Jensen Huang said the flaw is now fixed with the help of Taiwanese manufacturing partner TSMC

Jensen Huang said the flaw is now fixed with the help of Taiwanese manufacturing partner TSMC
Jensen Huang said the flaw is now fixed with the help of Taiwanese manufacturing partner TSMC

Nvidia CEO Jensen Huang accepted that their latest Blackwell AI chips had a design flaw.

According to Reuters, Huang on Wednesday, October 23, 2024, said that their Blackwell AI chip has a flaw which affected production, but they had fixed it with the help of their longtime Taiwanese manufacturing partner, TSMC.

The comments of the CEO came after the AI chip giant's shares fell by around 2% in early trading.

Huang said, “We had a design flaw in Blackwell. It was functional, but the design flaw caused the yield to be low. It was 100% Nvidia's fault… In order to make a Blackwell computer work, seven different types of chips were designed from scratch and had to be ramped into production at the same time.”

“What TSMC did, was to help us recover from that yield difficulty and resume the manufacturing of Blackwell at an incredible pace,” he further explained.

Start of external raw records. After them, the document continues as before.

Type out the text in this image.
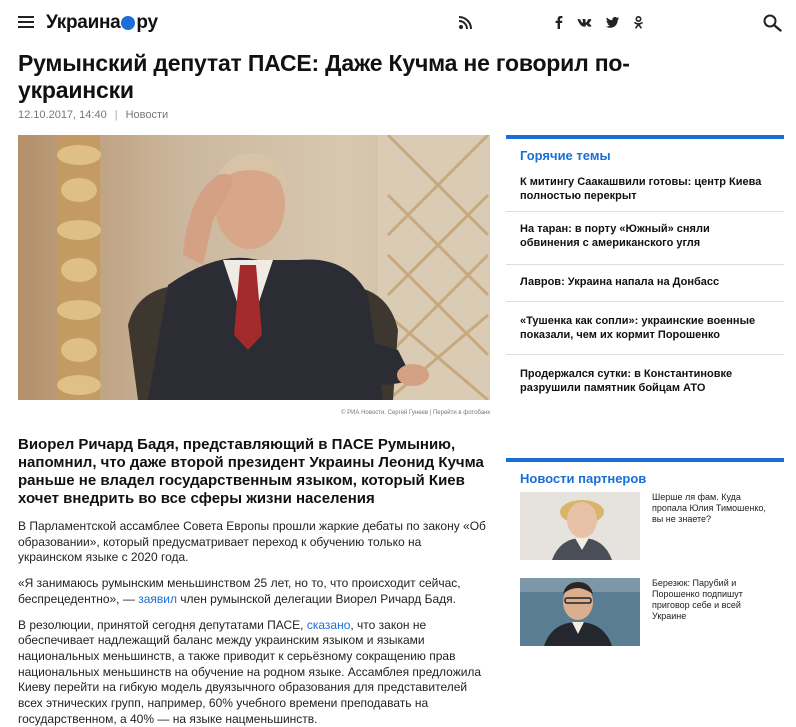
Украина ру
Румынский депутат ПАСЕ: Даже Кучма не говорил по-украински
12.10.2017, 14:40 | Новости
© РИА Новости. Сергей Гунеев | Перейти в фотобанк
Виорел Ричард Бадя, представляющий в ПАСЕ Румынию, напомнил, что даже второй президент Украины Леонид Кучма раньше не владел государственным языком, который Киев хочет внедрить во все сферы жизни населения

В Парламентской ассамблее Совета Европы прошли жаркие дебаты по закону «Об образовании», который предусматривает переход к обучению только на украинском языке с 2020 года.

«Я занимаюсь румынским меньшинством 25 лет, но то, что происходит сейчас, беспрецедентно», — заявил член румынской делегации Виорел Ричард Бадя.

В резолюции, принятой сегодня депутатами ПАСЕ, сказано, что закон не обеспечивает надлежащий баланс между украинским языком и языками национальных меньшинств, а также приводит к серьёзному сокращению прав национальных меньшинств на обучение на родном языке. Ассамблея предложила Киеву перейти на гибкую модель двуязычного образования для представителей всех этнических групп, например, 60% учебного времени преподавать на государственном, а 40% — на языке нацменьшинств.

Горячие темы
К митингу Саакашвили готовы: центр Киева полностью перекрыт
На таран: в порту «Южный» сняли обвинения с американского угля
Лавров: Украина напала на Донбасс
«Тушенка как сопли»: украинские военные показали, чем их кормит Порошенко
Продержался сутки: в Константиновке разрушили памятник бойцам АТО
Новости партнеров
Шерше ля фам. Куда пропала Юлия Тимошенко, вы не знаете?
Березюк: Парубий и Порошенко подпишут приговор себе и всей Украине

It was also reported that the production delay caused tension between the tech company and TSMC, but hand denied the claims and called the reports “fake news.”

Furthermore, Nvidia launched Blackwell chips in March 2024, pledging that they would start shipping in the second quarter, which got delayed. As a result, it affected its major customers like Meta, Google, Alphabet’s and Microsoft.